Well good, because I didn’t say anything about Nazis did I? I asked about a Latvian, who would have zero to do with Nazis. They happen to use Swastikas in their artwork and culture.
At which culture, sex, race, religion, or whatever does the line get drawn? The only thing I ever hear from people is protected classes.
Just supposing, the cake artist said “I’m sorry, but I’m not familiar enough with the culture, and I’m afraid if I tried to make a representation considered appropriate to people of that culture, I would unintentionally include a feature or characteristic that they might find offensive or condescending. So I really think you would be safer commissioning another artist to do this particular work.” Just as a gentile artist might be concerned that a Bar Mitvah cake or Ramadan cake might, very unintentionally, convey some kind of an offensive oversight.
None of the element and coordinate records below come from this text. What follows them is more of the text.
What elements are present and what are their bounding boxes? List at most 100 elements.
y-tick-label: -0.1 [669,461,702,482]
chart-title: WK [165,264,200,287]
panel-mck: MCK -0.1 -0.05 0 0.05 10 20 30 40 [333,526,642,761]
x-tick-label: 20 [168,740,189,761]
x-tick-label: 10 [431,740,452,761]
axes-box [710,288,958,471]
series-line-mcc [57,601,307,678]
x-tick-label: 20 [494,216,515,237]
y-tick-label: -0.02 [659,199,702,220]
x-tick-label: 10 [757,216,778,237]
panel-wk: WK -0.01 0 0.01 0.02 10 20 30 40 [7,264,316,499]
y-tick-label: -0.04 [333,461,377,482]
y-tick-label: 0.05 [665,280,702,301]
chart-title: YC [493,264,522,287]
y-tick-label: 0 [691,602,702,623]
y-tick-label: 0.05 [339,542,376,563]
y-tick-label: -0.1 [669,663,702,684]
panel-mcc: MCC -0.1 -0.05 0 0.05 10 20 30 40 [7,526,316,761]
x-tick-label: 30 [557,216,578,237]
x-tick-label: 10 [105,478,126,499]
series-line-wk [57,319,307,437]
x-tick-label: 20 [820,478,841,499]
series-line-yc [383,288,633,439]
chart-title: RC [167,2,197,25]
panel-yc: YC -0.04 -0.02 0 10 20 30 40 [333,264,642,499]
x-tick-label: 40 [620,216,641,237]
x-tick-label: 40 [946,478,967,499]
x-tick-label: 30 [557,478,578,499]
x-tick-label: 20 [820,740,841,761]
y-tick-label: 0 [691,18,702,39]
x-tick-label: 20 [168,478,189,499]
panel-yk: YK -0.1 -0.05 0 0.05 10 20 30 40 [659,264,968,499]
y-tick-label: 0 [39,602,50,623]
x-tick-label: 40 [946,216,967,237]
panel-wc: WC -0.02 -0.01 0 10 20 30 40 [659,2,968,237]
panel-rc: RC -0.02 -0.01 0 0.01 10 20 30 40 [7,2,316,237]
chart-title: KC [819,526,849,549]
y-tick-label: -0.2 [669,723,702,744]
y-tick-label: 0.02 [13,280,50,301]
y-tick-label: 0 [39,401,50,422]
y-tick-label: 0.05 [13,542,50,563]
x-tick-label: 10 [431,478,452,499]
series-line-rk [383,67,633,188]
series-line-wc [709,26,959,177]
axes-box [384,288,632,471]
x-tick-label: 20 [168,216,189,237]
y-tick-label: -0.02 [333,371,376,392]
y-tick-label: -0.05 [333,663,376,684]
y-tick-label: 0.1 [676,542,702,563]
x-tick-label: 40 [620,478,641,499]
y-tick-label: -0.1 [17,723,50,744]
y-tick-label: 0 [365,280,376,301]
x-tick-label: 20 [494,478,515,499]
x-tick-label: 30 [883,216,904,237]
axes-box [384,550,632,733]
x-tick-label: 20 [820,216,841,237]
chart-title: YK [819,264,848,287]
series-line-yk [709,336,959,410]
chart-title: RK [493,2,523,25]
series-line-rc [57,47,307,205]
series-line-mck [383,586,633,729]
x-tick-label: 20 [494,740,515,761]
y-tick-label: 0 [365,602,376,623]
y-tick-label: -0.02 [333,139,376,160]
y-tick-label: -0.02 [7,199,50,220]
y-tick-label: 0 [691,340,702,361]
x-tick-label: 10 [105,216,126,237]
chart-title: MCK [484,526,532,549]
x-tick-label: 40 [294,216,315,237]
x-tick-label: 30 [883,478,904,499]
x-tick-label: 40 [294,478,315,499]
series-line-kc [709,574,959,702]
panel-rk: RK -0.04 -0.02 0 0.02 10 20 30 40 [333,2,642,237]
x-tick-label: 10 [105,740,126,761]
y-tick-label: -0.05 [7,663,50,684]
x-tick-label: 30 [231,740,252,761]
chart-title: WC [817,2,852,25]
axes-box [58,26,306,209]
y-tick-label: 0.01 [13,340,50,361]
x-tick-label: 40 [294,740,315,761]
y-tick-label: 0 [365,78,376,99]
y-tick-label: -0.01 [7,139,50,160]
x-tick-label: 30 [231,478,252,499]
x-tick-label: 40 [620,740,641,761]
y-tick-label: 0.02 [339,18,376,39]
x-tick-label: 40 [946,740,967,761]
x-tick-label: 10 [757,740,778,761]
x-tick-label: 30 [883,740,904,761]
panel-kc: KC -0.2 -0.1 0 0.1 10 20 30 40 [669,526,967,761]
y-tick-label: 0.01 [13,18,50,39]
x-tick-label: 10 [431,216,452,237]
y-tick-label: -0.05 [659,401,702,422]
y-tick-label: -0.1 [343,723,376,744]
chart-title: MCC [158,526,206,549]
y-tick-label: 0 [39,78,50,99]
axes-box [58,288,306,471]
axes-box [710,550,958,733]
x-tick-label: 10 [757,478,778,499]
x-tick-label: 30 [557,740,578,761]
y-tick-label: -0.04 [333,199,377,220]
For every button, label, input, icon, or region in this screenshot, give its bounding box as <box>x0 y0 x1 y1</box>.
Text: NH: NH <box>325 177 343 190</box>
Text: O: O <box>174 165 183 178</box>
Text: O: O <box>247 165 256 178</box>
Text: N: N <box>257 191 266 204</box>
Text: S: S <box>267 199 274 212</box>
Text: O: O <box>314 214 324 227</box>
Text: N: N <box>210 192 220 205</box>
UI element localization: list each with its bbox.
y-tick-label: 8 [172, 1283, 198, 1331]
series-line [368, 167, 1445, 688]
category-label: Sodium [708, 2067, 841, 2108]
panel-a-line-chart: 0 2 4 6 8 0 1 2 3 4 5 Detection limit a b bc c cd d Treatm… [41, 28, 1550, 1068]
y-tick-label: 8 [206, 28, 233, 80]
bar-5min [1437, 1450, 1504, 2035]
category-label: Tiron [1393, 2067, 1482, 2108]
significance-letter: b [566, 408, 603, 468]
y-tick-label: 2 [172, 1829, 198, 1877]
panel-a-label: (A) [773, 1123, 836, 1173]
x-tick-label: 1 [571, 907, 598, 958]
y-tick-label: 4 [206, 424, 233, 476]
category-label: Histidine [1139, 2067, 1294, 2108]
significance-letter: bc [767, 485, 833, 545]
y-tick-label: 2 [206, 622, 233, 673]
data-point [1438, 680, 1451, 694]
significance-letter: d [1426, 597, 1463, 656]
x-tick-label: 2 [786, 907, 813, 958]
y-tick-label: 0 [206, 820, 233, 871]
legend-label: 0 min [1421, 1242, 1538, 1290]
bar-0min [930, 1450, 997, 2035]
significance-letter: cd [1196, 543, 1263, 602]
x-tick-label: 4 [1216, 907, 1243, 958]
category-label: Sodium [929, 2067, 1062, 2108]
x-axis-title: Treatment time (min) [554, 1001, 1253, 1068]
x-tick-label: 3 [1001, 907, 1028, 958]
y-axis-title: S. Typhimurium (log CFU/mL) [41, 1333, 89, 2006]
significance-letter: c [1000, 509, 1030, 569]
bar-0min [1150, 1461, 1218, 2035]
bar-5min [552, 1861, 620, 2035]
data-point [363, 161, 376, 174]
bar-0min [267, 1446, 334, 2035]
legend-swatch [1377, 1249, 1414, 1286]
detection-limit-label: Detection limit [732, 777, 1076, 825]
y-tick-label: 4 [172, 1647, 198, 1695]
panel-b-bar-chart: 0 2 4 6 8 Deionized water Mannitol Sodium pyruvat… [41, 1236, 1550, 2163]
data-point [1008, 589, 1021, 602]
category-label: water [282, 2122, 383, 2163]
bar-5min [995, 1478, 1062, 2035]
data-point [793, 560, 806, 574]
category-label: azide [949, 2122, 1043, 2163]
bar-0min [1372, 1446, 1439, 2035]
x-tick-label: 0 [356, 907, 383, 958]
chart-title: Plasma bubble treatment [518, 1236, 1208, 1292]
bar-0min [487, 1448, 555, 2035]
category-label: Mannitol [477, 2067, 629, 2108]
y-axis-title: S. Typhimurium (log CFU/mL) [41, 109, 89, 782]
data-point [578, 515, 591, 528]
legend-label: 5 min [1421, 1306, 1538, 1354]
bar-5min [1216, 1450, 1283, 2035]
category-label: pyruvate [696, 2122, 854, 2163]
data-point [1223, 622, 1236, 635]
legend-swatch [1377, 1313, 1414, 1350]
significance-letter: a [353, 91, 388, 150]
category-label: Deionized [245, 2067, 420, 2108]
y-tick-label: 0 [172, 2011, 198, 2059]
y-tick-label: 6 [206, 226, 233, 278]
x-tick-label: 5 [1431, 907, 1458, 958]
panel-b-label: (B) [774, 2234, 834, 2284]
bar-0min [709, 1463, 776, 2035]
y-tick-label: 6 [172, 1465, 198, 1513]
If a dog lover or a gun owner came to me and asked me to make a representation reflecting that sentiment, I might decline, saying I’d be afraid my characterization would be misunderstood by people who hold such things to be sacred.
Some widgets are customizable. It doesn’t mean that customization is “speech”.
And, in the case currently in the news it’s clear that the issue is not what is on the cake but rather who is using it. So, we’re not talking about a situation where the customers are asking for a service or creation that the store didn’t already provide, but one where they wanted, fundamentally, the exact same product that a straight person could walk out with.